You’re hot. Then you’re not

Writing about Orange in a post last week inspired me to go and dig out an ad that they did to launch in Thailand. This was back in the late 80’s days when the brand was still hot. They were masters at combining sausage and sizzle, creating a truly differentiated brand from scratch. And their whole mix stood out from the crowd, from the simple name to the black and orange identity. Every time I watch this I goose-bumps. The script, the casting, the music… its a mini bloody masterpiece.


But then it all went horribly wrong. I think it started with the France Telecom takeover in 2000. Talking to people who worked there pre-FT, things did take a big change for the worse. There was more process, the French management didn’t really "get" the brand. And then the company’s visionary CEO Hans Snook quit. One shareholder perfectly summed up how important the role of the brand CEO was:

"Orange without Snook is like the Starship Enterprise without Captain Kirk"

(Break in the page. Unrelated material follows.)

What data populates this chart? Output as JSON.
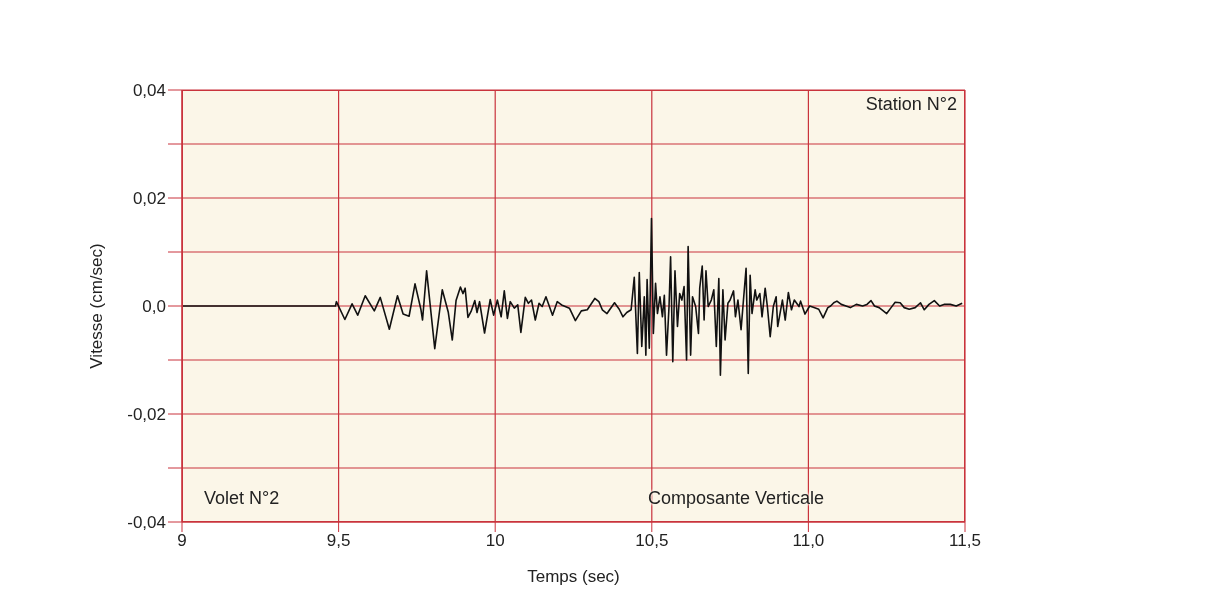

Then in 2002 Orange UK hired the bloke who did the "monkey" adverts for that living dead zombie of a brand, ITV Digital. Surprise, surprise he brought with him the agency behind the monkey, Mother. There first bit of work was the start of Orange going off the boil. Compared to the ad from earlier in the post this really was an act of "brand vandalism":

After years of consistency, Orange then zig-zagged through a number of campaigns I’ve lost count of, and fell behind in the innovation game. This left the UK market wide-open for a new brand to steal leadership from them in the shape of O2.

The sorry tale of Orange shows how fragile brand success is, and how easy it is to head off course…and once you’re off the boil, its hard to ever make the brand hot again.